While the empire may have faded into history, Great Britain still continues to administer many dependencies throughout the world. They include Gibraltar in the Mediterranean; the Falkland Islands, South Georgia, the South Sandwich Islands, and St. Helena (including Ascension and Tristan da Cunha) in the South Atlantic; Anguilla, Bermuda, the British Virgin Islands, the Cayman Islands, Montserrat, and the Turks and Caicos Islands in the West Indies; and Pitcairn Island in the Pacific. These dependencies have varying degrees of self-government. In 1982 Britain clashed with Argentina over the Falkland Islands, retaking them by force after Argentina, which also claims them, had invaded and seized the islands.

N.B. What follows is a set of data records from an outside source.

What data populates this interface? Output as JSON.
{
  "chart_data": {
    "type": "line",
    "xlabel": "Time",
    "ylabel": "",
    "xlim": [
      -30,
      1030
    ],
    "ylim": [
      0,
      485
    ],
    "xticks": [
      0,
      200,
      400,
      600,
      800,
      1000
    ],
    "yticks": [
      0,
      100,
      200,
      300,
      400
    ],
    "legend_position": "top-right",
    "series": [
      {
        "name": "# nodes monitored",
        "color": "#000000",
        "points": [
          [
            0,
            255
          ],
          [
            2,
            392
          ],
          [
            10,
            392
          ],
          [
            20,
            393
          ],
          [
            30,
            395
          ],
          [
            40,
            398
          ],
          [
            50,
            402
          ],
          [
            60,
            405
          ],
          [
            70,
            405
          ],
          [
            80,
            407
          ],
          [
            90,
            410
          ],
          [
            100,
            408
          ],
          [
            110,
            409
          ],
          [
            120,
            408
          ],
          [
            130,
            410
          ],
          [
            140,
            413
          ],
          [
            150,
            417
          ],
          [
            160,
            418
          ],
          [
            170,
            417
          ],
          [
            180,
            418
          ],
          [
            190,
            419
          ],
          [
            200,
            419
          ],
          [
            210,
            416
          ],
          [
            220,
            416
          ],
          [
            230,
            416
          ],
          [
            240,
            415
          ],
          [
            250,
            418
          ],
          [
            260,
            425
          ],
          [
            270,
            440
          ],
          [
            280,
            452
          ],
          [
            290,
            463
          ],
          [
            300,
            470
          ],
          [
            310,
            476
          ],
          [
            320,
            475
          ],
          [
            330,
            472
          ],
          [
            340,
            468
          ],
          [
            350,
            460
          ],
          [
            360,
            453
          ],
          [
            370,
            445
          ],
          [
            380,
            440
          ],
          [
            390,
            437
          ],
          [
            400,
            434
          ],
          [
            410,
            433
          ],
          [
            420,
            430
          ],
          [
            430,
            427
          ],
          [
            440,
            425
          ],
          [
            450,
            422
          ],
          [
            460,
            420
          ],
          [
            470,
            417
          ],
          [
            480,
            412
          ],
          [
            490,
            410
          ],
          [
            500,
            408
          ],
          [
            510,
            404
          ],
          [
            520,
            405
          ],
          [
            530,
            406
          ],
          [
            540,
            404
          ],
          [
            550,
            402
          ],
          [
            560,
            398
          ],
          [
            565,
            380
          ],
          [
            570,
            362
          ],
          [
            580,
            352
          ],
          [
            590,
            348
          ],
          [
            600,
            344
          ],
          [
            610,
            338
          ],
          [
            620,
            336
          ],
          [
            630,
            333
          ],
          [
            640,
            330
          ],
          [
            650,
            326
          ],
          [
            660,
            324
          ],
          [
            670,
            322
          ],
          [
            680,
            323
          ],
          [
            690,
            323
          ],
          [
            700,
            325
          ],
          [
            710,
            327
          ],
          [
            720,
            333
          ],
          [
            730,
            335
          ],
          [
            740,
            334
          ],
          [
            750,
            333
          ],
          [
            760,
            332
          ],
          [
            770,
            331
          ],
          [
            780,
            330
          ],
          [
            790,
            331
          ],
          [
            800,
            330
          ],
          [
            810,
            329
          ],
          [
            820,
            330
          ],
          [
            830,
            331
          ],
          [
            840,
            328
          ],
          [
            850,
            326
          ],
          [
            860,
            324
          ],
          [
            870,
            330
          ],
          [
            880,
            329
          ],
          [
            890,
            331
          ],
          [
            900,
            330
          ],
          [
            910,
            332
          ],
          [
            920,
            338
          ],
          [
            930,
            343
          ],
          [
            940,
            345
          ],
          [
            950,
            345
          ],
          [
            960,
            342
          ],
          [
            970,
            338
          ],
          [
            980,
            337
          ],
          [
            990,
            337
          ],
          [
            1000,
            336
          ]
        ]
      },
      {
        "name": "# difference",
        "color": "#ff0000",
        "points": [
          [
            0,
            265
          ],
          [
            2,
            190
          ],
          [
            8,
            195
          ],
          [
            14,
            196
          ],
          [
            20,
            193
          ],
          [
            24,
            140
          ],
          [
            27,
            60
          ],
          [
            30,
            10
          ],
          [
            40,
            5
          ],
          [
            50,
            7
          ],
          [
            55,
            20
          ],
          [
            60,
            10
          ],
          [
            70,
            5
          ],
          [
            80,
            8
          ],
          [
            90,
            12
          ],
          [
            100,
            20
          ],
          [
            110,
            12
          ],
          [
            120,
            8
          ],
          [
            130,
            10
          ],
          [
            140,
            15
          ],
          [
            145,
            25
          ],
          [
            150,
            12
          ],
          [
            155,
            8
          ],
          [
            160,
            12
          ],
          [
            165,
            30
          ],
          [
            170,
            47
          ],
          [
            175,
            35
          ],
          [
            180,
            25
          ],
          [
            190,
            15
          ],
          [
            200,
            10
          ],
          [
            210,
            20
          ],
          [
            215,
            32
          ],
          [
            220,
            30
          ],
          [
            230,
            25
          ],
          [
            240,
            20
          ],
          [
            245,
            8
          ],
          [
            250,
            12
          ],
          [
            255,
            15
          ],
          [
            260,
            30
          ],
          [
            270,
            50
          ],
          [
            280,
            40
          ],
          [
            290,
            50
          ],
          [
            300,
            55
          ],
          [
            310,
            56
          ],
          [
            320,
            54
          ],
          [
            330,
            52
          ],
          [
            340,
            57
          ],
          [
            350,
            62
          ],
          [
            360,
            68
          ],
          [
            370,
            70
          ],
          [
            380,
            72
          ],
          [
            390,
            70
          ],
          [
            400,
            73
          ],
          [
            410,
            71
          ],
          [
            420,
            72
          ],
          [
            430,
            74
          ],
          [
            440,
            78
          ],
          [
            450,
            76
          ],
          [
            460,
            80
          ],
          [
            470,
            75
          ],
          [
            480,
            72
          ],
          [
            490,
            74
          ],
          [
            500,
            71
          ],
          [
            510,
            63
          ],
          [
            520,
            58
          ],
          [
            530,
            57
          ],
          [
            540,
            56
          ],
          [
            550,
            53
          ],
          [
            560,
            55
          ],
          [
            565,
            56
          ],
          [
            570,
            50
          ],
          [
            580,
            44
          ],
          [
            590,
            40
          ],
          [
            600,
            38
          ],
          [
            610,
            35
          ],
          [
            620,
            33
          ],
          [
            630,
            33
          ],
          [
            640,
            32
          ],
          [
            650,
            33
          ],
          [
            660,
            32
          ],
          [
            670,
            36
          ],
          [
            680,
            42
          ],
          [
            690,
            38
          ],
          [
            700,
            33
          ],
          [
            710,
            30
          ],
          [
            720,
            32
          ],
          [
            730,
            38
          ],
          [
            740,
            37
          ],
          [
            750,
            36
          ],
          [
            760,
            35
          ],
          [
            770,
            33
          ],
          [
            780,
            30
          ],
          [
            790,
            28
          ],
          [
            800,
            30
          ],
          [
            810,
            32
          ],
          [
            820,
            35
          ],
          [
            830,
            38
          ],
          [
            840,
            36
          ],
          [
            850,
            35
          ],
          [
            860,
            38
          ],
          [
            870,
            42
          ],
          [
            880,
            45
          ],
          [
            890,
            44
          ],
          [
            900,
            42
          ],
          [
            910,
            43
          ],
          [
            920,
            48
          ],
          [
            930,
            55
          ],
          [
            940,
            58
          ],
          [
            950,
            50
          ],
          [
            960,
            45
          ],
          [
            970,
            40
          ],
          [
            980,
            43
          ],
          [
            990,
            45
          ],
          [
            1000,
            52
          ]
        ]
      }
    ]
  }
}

See The Cambridge History of the British Empire (8 vol., 1929–1963); R. A. Huttenback, The British Imperial Experience (1966); J. A. Williamson, A Short History of British Expansion (2 vol., 6th ed. 1967); C. E. Carrington, The British Overseas (2d ed. 1968); C. Cross, The Fall of the British Empire (1968); G. S. Graham, A Concise History of the British Empire (1970); C. Barnett, The Collapse of British Power (1972); T. O. Lloyd, The British Empire, 1558–1982 (1984); A. Clayton, The British Empire as a Superpower, 1919–1939 (1986); A. J. Christopher, The British Empire at Its Zenith (1988); P. J. Cain and A. G. Hopkins, British Imperialism, 1688–2000 (rev. ed. 2003); N. Ferguson, Empire (2003); S. Schama, A History of Britain: The Fate of Empire, 1776–2000 (2003); P. Clarke, The Last Thousand Days of the British Empire (2008); P. Brendon, The Decline and Fall of the British Empire 1781–1997 (2008); J. Darwin, The Empire Project (2009) and Unfinished Empire: The Global Expansion of Britain (2013).